I also agree about the writing advice out there. Some of it's helpful, some's just... Lynch. That index card thing cracked me up. It's like saying the secret to focus is... a blank piece of paper. Which, actually, kind of reminds me of Sudoku. Sometimes when my brain is all over the place, sitting down with a sudoku puzzle and focusing on those little numbers helps me quiet the noise and get back on track. But just like with writing, there's no one right way to do it, and sometimes you just fill in the wrong number and have to start over!
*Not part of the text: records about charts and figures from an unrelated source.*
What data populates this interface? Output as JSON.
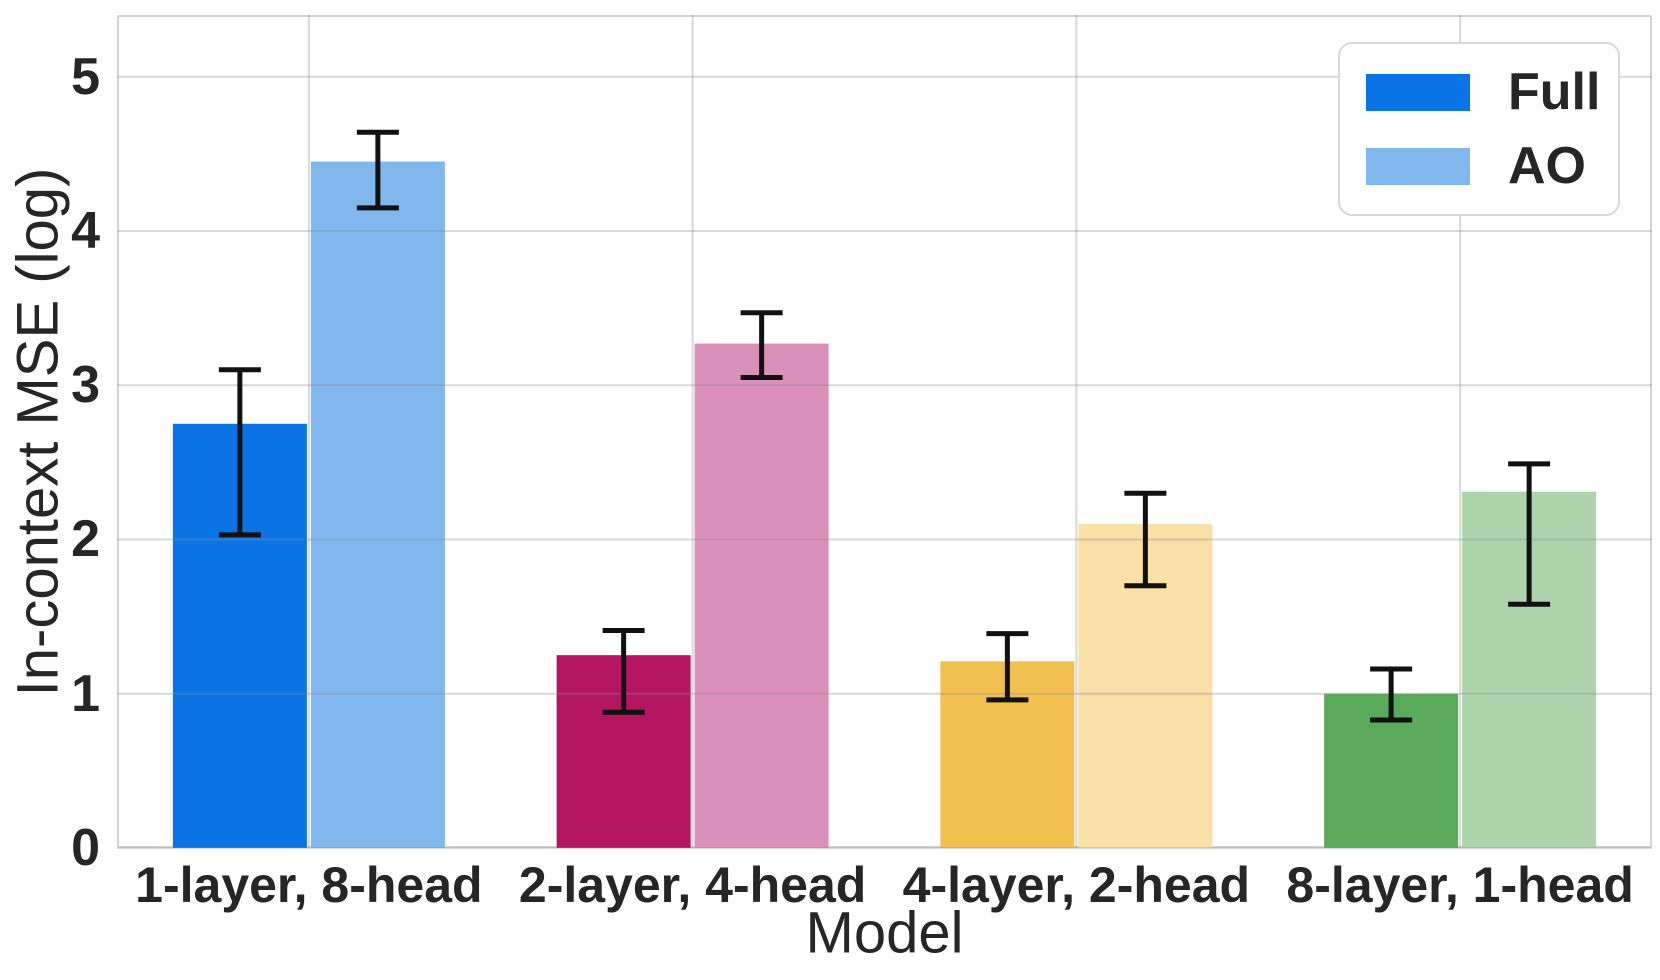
{
  "chart_data": {
    "type": "bar",
    "title": "",
    "xlabel": "Model",
    "ylabel": "In-context MSE (log)",
    "categories": [
      "1-layer, 8-head",
      "2-layer, 4-head",
      "4-layer, 2-head",
      "8-layer, 1-head"
    ],
    "series": [
      {
        "name": "Full",
        "values": [
          2.75,
          1.25,
          1.21,
          1.0
        ],
        "err_low": [
          2.03,
          0.88,
          0.96,
          0.83
        ],
        "err_high": [
          3.1,
          1.41,
          1.39,
          1.16
        ],
        "colors": [
          "#0a73e6",
          "#b3165f",
          "#f2c04e",
          "#59aa5b"
        ]
      },
      {
        "name": "AO",
        "values": [
          4.45,
          3.27,
          2.1,
          2.31
        ],
        "err_low": [
          4.15,
          3.05,
          1.7,
          1.58
        ],
        "err_high": [
          4.64,
          3.47,
          2.3,
          2.49
        ],
        "colors": [
          "#80b7ec",
          "#db90ba",
          "#f8e0a6",
          "#aed4ab"
        ]
      }
    ],
    "ylim": [
      0,
      5.4
    ],
    "yticks": [
      0,
      1,
      2,
      3,
      4,
      5
    ],
    "grid": true,
    "grid_color": "#cccccc",
    "error_bar_color": "#111111",
    "legend_position": "upper right"
  }
}
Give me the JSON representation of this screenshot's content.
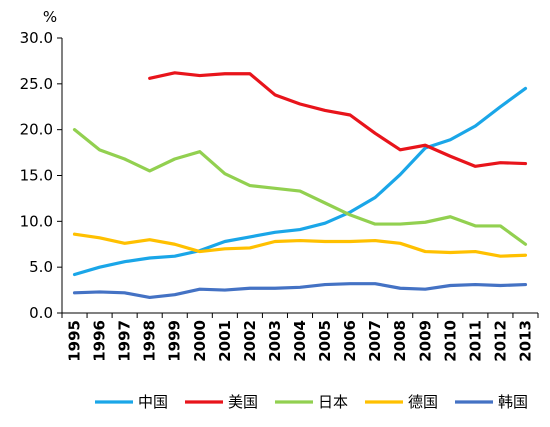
{
  "chart_data": {
    "type": "line",
    "y_unit": "%",
    "ylim": [
      0,
      30
    ],
    "y_ticks": [
      "0.0",
      "5.0",
      "10.0",
      "15.0",
      "20.0",
      "25.0",
      "30.0"
    ],
    "x": [
      "1995",
      "1996",
      "1997",
      "1998",
      "1999",
      "2000",
      "2001",
      "2002",
      "2003",
      "2004",
      "2005",
      "2006",
      "2007",
      "2008",
      "2009",
      "2010",
      "2011",
      "2012",
      "2013"
    ],
    "grid": false,
    "legend_position": "bottom",
    "series": [
      {
        "name": "中国",
        "color": "#1AA6E8",
        "values": [
          4.2,
          5.0,
          5.6,
          6.0,
          6.2,
          6.8,
          7.8,
          8.3,
          8.8,
          9.1,
          9.8,
          11.0,
          12.6,
          15.1,
          18.0,
          18.9,
          20.4,
          22.5,
          24.5
        ]
      },
      {
        "name": "美国",
        "color": "#E8141B",
        "values": [
          null,
          null,
          null,
          25.6,
          26.2,
          25.9,
          26.1,
          26.1,
          23.8,
          22.8,
          22.1,
          21.6,
          19.6,
          17.8,
          18.3,
          17.1,
          16.0,
          16.4,
          16.3
        ]
      },
      {
        "name": "日本",
        "color": "#92D050",
        "values": [
          20.0,
          17.8,
          16.8,
          15.5,
          16.8,
          17.6,
          15.2,
          13.9,
          13.6,
          13.3,
          12.0,
          10.7,
          9.7,
          9.7,
          9.9,
          10.5,
          9.5,
          9.5,
          7.5
        ]
      },
      {
        "name": "德国",
        "color": "#FFC000",
        "values": [
          8.6,
          8.2,
          7.6,
          8.0,
          7.5,
          6.7,
          7.0,
          7.1,
          7.8,
          7.9,
          7.8,
          7.8,
          7.9,
          7.6,
          6.7,
          6.6,
          6.7,
          6.2,
          6.3
        ]
      },
      {
        "name": "韩国",
        "color": "#4472C4",
        "values": [
          2.2,
          2.3,
          2.2,
          1.7,
          2.0,
          2.6,
          2.5,
          2.7,
          2.7,
          2.8,
          3.1,
          3.2,
          3.2,
          2.7,
          2.6,
          3.0,
          3.1,
          3.0,
          3.1
        ]
      }
    ]
  }
}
ReplyDeleteJoe, I suspect that, like me, you're someone who has an ongoing and sometimes contentious conversation in your head with those (the collective mind the French call on) who claim there's one right way to write or to be a writer. The other day I thought of a good comeback to those (it might have come up on a fellow SleuthSayer's post) who claim you're not a real writer unless you can't help writing, so driven that you can't possibly stop. Oh, yeah? sez I. Then how about Harper Lee, who wrote what's generally considered the best novel of the twentieth century and then stopped? And lived on to the age of 100+ without writing another. We won't count that lamentable draft that was published as a novel when she was old, deaf, blind, and not in a good position to say no. It needed editing, and in the first instance, it got it.